Additionally, certain soils (sulphate and chloride bearing peats and marshes) attack structure foundations.

Silos are damaged by organic acids – A very acidic and corrosive environment prevails in silos containing crop maize silage, which rapidly ferments, producing acids with a typical concentration in solution of 2% lactic acid, 0.5% acetic acid, and a pH as low as 3.6.

Dairy farming infrastructure – Milking equipment is generally made of stainless steel, which has excellent corrosion withstand. However, supporting structures, made of mild steel, are prone to corrosion by lactic acid- bearing milk wastes and chlorine-bearing cleaning/sterilisation agents.

Machinery & equipment

Agricultural activity is seasonal, different machines being used in different seasons. Machines are stored away, sometimes for months on end, when seasonal activity (or inactivity) does not require their use – especially during cold humid winters. If they are not thoroughly cleaned before storage, the residue of the substances they handle will surely cause corrosion over the months.

Machines that handle chemicals are the most vulnerable to corrosion, in particular those handling slurries and artificial fertilisers, which are highly corrosive, as already mentioned.

Poorly drained areas and inner machine structures, where chemicals, dirt and moisture can accumulate are particularly vulnerable to corrosion.
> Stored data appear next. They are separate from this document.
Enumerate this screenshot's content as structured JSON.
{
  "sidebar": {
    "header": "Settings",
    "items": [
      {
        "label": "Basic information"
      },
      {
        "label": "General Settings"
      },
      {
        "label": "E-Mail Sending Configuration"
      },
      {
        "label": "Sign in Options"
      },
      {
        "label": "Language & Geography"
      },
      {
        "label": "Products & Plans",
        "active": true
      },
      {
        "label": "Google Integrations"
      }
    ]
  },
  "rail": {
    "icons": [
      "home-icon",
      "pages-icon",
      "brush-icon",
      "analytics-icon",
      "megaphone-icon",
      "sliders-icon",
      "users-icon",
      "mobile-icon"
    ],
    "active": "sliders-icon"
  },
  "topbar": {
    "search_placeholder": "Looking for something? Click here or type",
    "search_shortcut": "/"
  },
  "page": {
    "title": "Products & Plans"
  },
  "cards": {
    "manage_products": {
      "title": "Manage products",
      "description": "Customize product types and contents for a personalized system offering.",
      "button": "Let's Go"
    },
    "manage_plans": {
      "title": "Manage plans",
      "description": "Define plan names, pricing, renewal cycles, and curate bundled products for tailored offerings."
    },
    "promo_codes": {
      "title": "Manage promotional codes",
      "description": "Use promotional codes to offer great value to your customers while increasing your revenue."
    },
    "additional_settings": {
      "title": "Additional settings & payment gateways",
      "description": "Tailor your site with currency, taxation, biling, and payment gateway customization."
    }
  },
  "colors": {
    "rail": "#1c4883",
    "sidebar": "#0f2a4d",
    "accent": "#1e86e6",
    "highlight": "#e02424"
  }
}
High humidity (leading to condensation) and poor ventilation of the hangars where machinery is stored off-season accelerates any corrosion process, sometimes significantly.
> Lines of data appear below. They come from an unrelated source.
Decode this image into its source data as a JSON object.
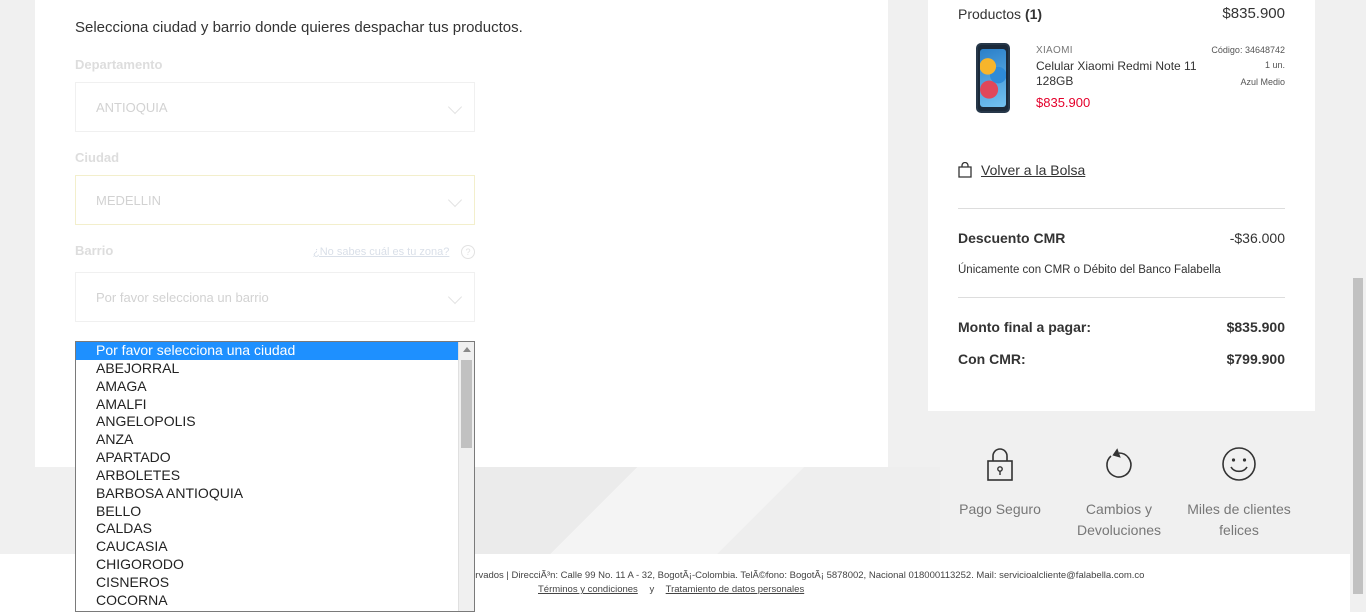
{
  "address_form": {
    "intro": "Selecciona ciudad y barrio donde quieres despachar tus productos.",
    "departamento_label": "Departamento",
    "departamento_value": "ANTIOQUIA",
    "ciudad_label": "Ciudad",
    "ciudad_value": "MEDELLIN",
    "barrio_label": "Barrio",
    "zone_help": "¿No sabes cuál es tu zona?",
    "zone_help_icon": "?",
    "barrio_placeholder": "Por favor selecciona un barrio"
  },
  "city_dropdown": {
    "options": [
      "Por favor selecciona una ciudad",
      "ABEJORRAL",
      "AMAGA",
      "AMALFI",
      "ANGELOPOLIS",
      "ANZA",
      "APARTADO",
      "ARBOLETES",
      "BARBOSA ANTIOQUIA",
      "BELLO",
      "CALDAS",
      "CAUCASIA",
      "CHIGORODO",
      "CISNEROS",
      "COCORNA"
    ],
    "selected_index": 0,
    "accent_color": "#1e90ff"
  },
  "summary": {
    "products_label": "Productos",
    "products_count": "(1)",
    "products_total": "$835.900",
    "product": {
      "brand": "XIAOMI",
      "name": "Celular Xiaomi Redmi Note 11 128GB",
      "price": "$835.900",
      "code": "Código: 34648742",
      "quantity": "1 un.",
      "color": "Azul Medio"
    },
    "back_link": "Volver a la Bolsa",
    "discount_label": "Descuento CMR",
    "discount_value": "-$36.000",
    "discount_note": "Únicamente con CMR o Débito del Banco Falabella",
    "final_label": "Monto final a pagar:",
    "final_value": "$835.900",
    "cmr_label": "Con CMR:",
    "cmr_value": "$799.900",
    "price_color": "#e4002b"
  },
  "badges": [
    {
      "icon": "padlock-icon",
      "label": "Pago Seguro"
    },
    {
      "icon": "refresh-icon",
      "label": "Cambios y Devoluciones"
    },
    {
      "icon": "smiley-icon",
      "label": "Miles de clientes felices"
    }
  ],
  "footer": {
    "line1": "ervados  |  DirecciÃ³n: Calle 99 No. 11 A - 32, BogotÃ¡-Colombia. TelÃ©fono: BogotÃ¡ 5878002, Nacional 018000113252. Mail: servicioalcliente@falabella.com.co",
    "terms_link": "Términos y condiciones",
    "separator": "y",
    "privacy_link": "Tratamiento de datos personales"
  }
}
Which parts of the machinery are the most vulnerable to corrosion? The inner surfaces of metal containers and piping which handle corrosive substances, overlapped joints, spot-welds, or any other crevices, as well as moving parts, e.g. cutters, feed mechanisms, bed chains, hinges.

What are the consequences of corrosion in agriculture?

Corrosion reduces the metal thickness of structural elements, which leads to a loss of mechanical strength and the risk of structural failure – with the attendant risk of causing injury to people, animals and/or spillages.

Leaks caused by corrosion can lead to fluids stored in vessels or flowing in pipes to be contaminated by foreign substances.

Leaks also cause spillage, and consequent damage to surrounding equipment, to animals, and/or to the environment.

Pumps and valves may suffer damage from solid corrosion products carried by the fluid which they handle.

And how much is corrosion costing the agricultural industry?

According to the US National Agricultural Statistics Service, there are approx. 1.9 million farms in the USA, and the value of farm machinery and equipment is estimated to stand at $15 billion annually (1997 census). It was found that the two principal reasons for replacing machinery and equipment were the upgrade to more modern equipment and the replacement of worn-out and corroded equipment.

According to the NACE publication “Corrosion Costs and Preventive Strategies in the United States – publication no. FHWA-RD-01-156”, released by the U.S. Federal Highway Administration (FHWA) in 2002:
The corrosion cost in the US agricultural industry is estimated to be $1.1 billion, based on the assumption that corrosion costs represent 5% to 10% of the value of all new equipment.